这么心急,早干什么去了?宁愿在酒店拿着手机发呆,打游戏都心不在焉也不愿意回去当面说清楚,现在,知道着急了。

        乔锦兮在白敬亭放开她的时候已经顺势坐回了位置,顺便招呼了一下白敬亭,“刚才谢谢你了,坐一下?不过我们马上就要走了”。

        “等我一下”白敬亭面对乔锦兮跟上次一样,仿佛老同学见面的淡定与客套忍不住苦笑,她越是这样,他越是不知道该从何下手。

        过来炫富的人被苏蕴辞三言两语打发走了,注意到季昭昭眼神不住的往吧台附近的通道看,“那边有什么??看的这么认真?”

        “有男朋友啊”,乔锦兮慢悠悠的套上自己的外套,调侃了明显心神不定的季昭昭一句。

        “让你借酒浇愁的人来了?看来我不用担心要扛个醉鬼回去了”苏蕴辞闻言笑得很是暧昧,伸手搂住季昭昭的脖子,故意在她耳旁吹气,这丫头今晚可没少喝。

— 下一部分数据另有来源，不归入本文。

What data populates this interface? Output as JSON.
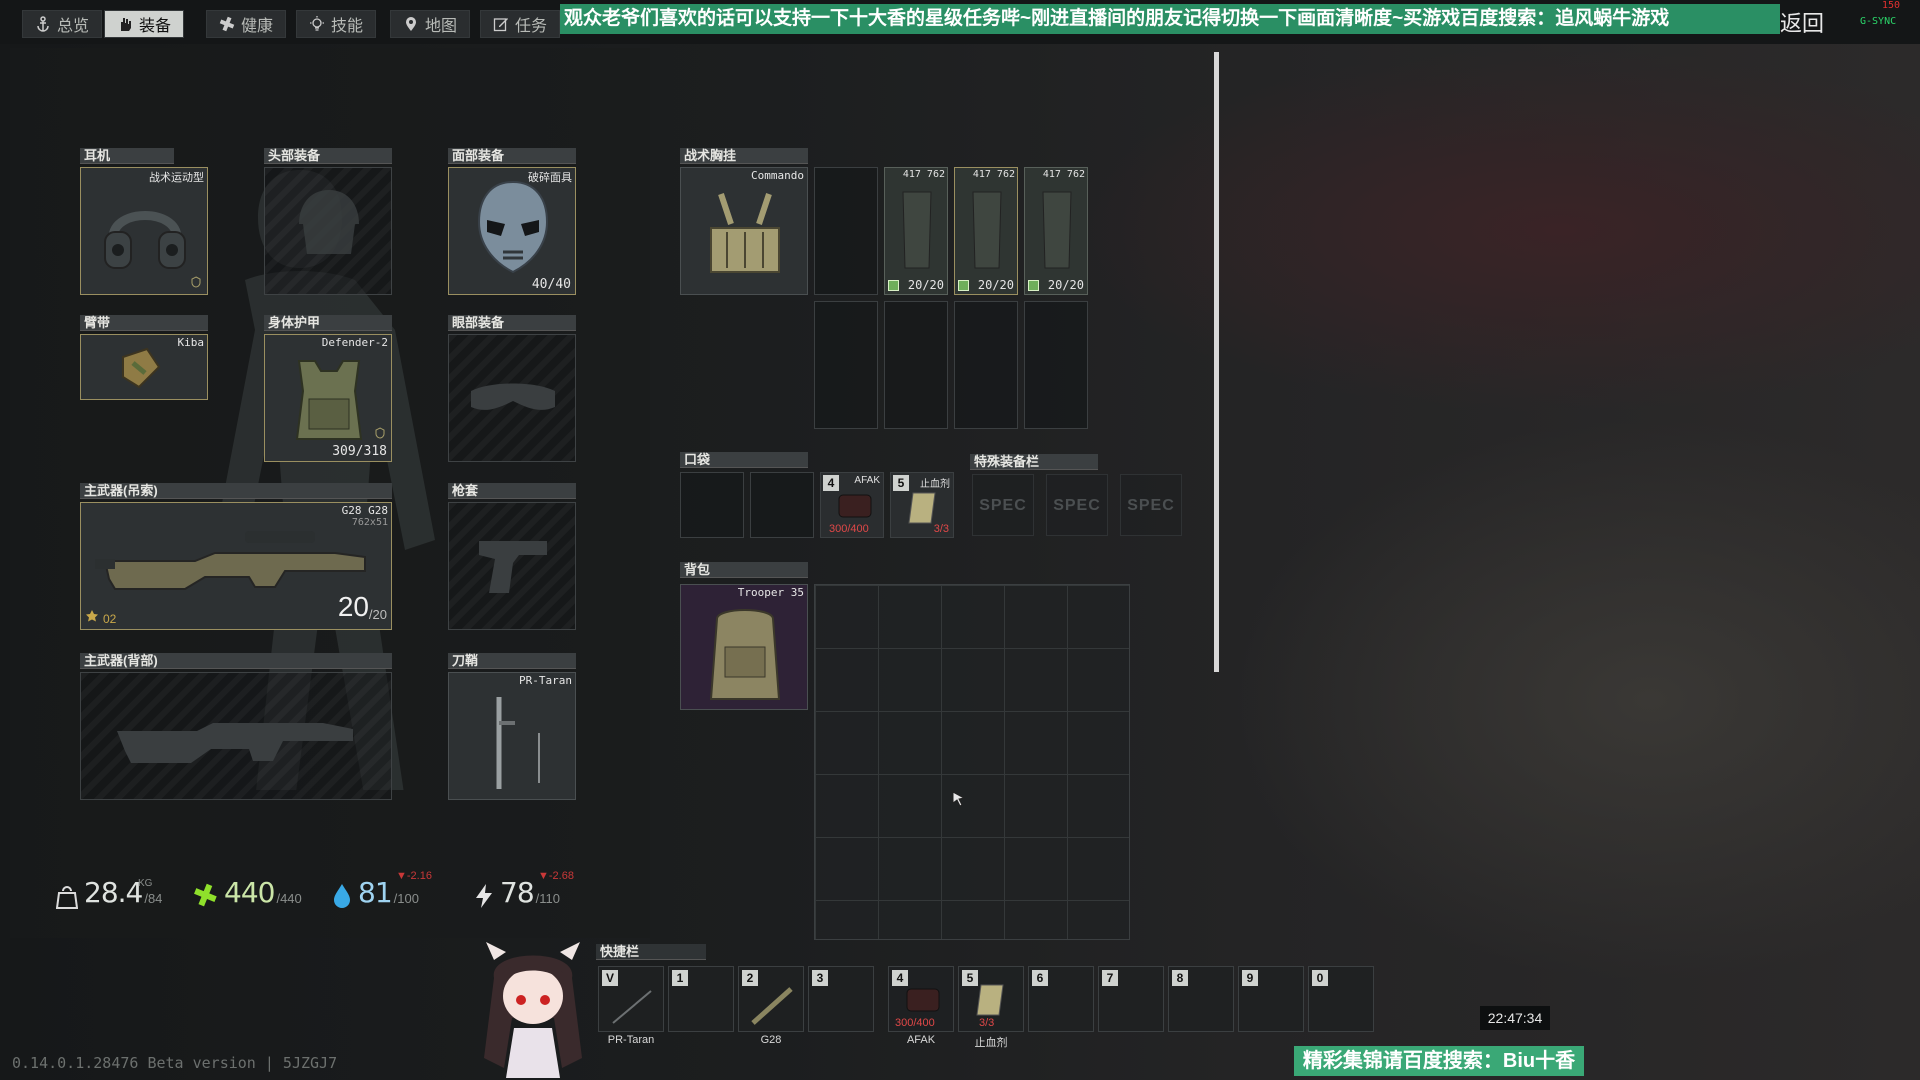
{
  "tabs": [
    {
      "label": "总览"
    },
    {
      "label": "装备"
    },
    {
      "label": "健康"
    },
    {
      "label": "技能"
    },
    {
      "label": "地图"
    },
    {
      "label": "任务"
    }
  ],
  "banner": "观众老爷们喜欢的话可以支持一下十大香的星级任务哔~刚进直播间的朋友记得切换一下画面清晰度~买游戏百度搜索：追风蜗牛游戏",
  "back": "返回",
  "fps": {
    "label": "G-SYNC",
    "value": "150"
  },
  "slots": {
    "earpiece": {
      "label": "耳机",
      "item": "战术运动型"
    },
    "headwear": {
      "label": "头部装备"
    },
    "facecover": {
      "label": "面部装备",
      "item": "破碎面具",
      "durability": "40/40"
    },
    "armband": {
      "label": "臂带",
      "item": "Kiba"
    },
    "armor": {
      "label": "身体护甲",
      "item": "Defender-2",
      "durability": "309/318"
    },
    "eyewear": {
      "label": "眼部装备"
    },
    "primary": {
      "label": "主武器(吊索)",
      "item": "G28 G28",
      "caliber": "762x51",
      "ammo": "20",
      "ammo_max": "/20",
      "mastery": "02"
    },
    "holster": {
      "label": "枪套"
    },
    "primary2": {
      "label": "主武器(背部)"
    },
    "scabbard": {
      "label": "刀鞘",
      "item": "PR-Taran"
    },
    "rig": {
      "label": "战术胸挂",
      "item": "Commando"
    },
    "pockets": {
      "label": "口袋"
    },
    "special": {
      "label": "特殊装备栏",
      "spec": "SPEC"
    },
    "backpack": {
      "label": "背包",
      "item": "Trooper 35"
    }
  },
  "mags": [
    {
      "cap": "417 762",
      "ammo": "20/20"
    },
    {
      "cap": "417 762",
      "ammo": "20/20"
    },
    {
      "cap": "417 762",
      "ammo": "20/20"
    }
  ],
  "pocket_items": [
    {
      "key": "4",
      "name": "AFAK",
      "value": "300/400"
    },
    {
      "key": "5",
      "name": "止血剂",
      "value": "3/3"
    }
  ],
  "stats": {
    "weight": {
      "value": "28.4",
      "unit": "KG",
      "max": "/84"
    },
    "health": {
      "value": "440",
      "max": "/440"
    },
    "hydration": {
      "value": "81",
      "max": "/100",
      "delta": "▼-2.16"
    },
    "energy": {
      "value": "78",
      "max": "/110",
      "delta": "▼-2.68"
    }
  },
  "quickbar": {
    "label": "快捷栏",
    "slots": [
      {
        "key": "V",
        "label": "PR-Taran"
      },
      {
        "key": "1",
        "label": ""
      },
      {
        "key": "2",
        "label": "G28"
      },
      {
        "key": "3",
        "label": ""
      },
      {
        "key": "4",
        "label": "AFAK",
        "sub": "300/400"
      },
      {
        "key": "5",
        "label": "止血剂",
        "sub": "3/3"
      },
      {
        "key": "6",
        "label": ""
      },
      {
        "key": "7",
        "label": ""
      },
      {
        "key": "8",
        "label": ""
      },
      {
        "key": "9",
        "label": ""
      },
      {
        "key": "0",
        "label": ""
      }
    ]
  },
  "clock": "22:47:34",
  "footer_banner": "精彩集锦请百度搜索：Biu十香",
  "version": "0.14.0.1.28476 Beta version | 5JZGJ7",
  "colors": {
    "banner": "#2a8f64",
    "accent": "#9a8f60",
    "negative": "#c93838",
    "health": "#8fe02b",
    "water": "#39a9e6"
  }
}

        “我的酒量也没那么差”,这半年里,季昭昭因为焦虑和压力,一个人都喝掉了几箱红酒,酒量比之前还要好一些。

        “你等的人来了?找兮兮的人来了?就剩我一个人孤孤单单”,苏蕴辞故作可怜,“希望我的好友们不会见色忘义要抛下我?”

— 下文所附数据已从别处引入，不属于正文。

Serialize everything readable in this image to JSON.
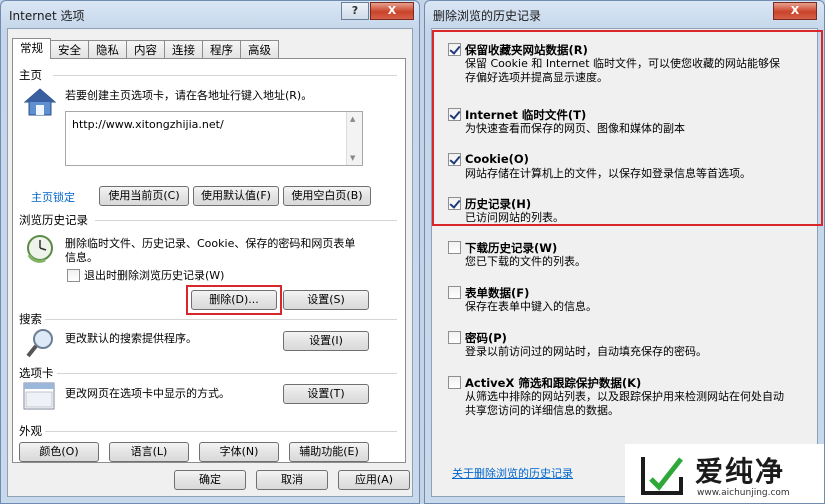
{
  "left_dialog": {
    "title": "Internet 选项",
    "title_buttons": {
      "help": "?",
      "close": "X"
    },
    "tabs": [
      "常规",
      "安全",
      "隐私",
      "内容",
      "连接",
      "程序",
      "高级"
    ],
    "home": {
      "heading": "主页",
      "description": "若要创建主页选项卡，请在各地址行键入地址(R)。",
      "url": "http://www.xitongzhijia.net/",
      "lock_link": "主页锁定",
      "buttons": [
        "使用当前页(C)",
        "使用默认值(F)",
        "使用空白页(B)"
      ]
    },
    "history": {
      "heading": "浏览历史记录",
      "description": "删除临时文件、历史记录、Cookie、保存的密码和网页表单信息。",
      "checkbox_label": "退出时删除浏览历史记录(W)",
      "checkbox_checked": false,
      "delete_button": "删除(D)...",
      "settings_button": "设置(S)"
    },
    "search": {
      "heading": "搜索",
      "description": "更改默认的搜索提供程序。",
      "settings_button": "设置(I)"
    },
    "tabs_section": {
      "heading": "选项卡",
      "description": "更改网页在选项卡中显示的方式。",
      "settings_button": "设置(T)"
    },
    "appearance": {
      "heading": "外观",
      "buttons": [
        "颜色(O)",
        "语言(L)",
        "字体(N)",
        "辅助功能(E)"
      ]
    },
    "footer_buttons": [
      "确定",
      "取消",
      "应用(A)"
    ]
  },
  "right_dialog": {
    "title": "删除浏览的历史记录",
    "close": "X",
    "items": [
      {
        "title": "保留收藏夹网站数据(R)",
        "desc": "保留 Cookie 和 Internet 临时文件，可以使您收藏的网站能够保存偏好选项并提高显示速度。",
        "checked": true
      },
      {
        "title": "Internet 临时文件(T)",
        "desc": "为快速查看而保存的网页、图像和媒体的副本",
        "checked": true
      },
      {
        "title": "Cookie(O)",
        "desc": "网站存储在计算机上的文件，以保存如登录信息等首选项。",
        "checked": true
      },
      {
        "title": "历史记录(H)",
        "desc": "已访问网站的列表。",
        "checked": true
      },
      {
        "title": "下载历史记录(W)",
        "desc": "您已下载的文件的列表。",
        "checked": false
      },
      {
        "title": "表单数据(F)",
        "desc": "保存在表单中键入的信息。",
        "checked": false
      },
      {
        "title": "密码(P)",
        "desc": "登录以前访问过的网站时，自动填充保存的密码。",
        "checked": false
      },
      {
        "title": "ActiveX 筛选和跟踪保护数据(K)",
        "desc": "从筛选中排除的网站列表，以及跟踪保护用来检测网站在何处自动共享您访问的详细信息的数据。",
        "checked": false
      }
    ],
    "about_link": "关于删除浏览的历史记录"
  },
  "watermark": {
    "text": "爱纯净",
    "url": "www.aichunjing.com"
  },
  "colors": {
    "highlight": "#d9262b",
    "link": "#0066cc"
  }
}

        “想多了”,乔锦兮给了苏蕴辞一个漂亮的白眼,“别告诉我你手机里没有多几个帅哥的联系方式?”

        “今晚的小哥哥们不符合阿辞你的审美吗?”季昭昭看苏蕴辞的表情,跟着乔锦兮的话调侃她。

        “本来还不错,但是看了你家的和你家的”,苏蕴辞眼神看向两个目的地都是她们这桌的男孩子,一个温润如玉,一个高冷矜贵,出众的颜值和身材,“我的审美底线被高了”。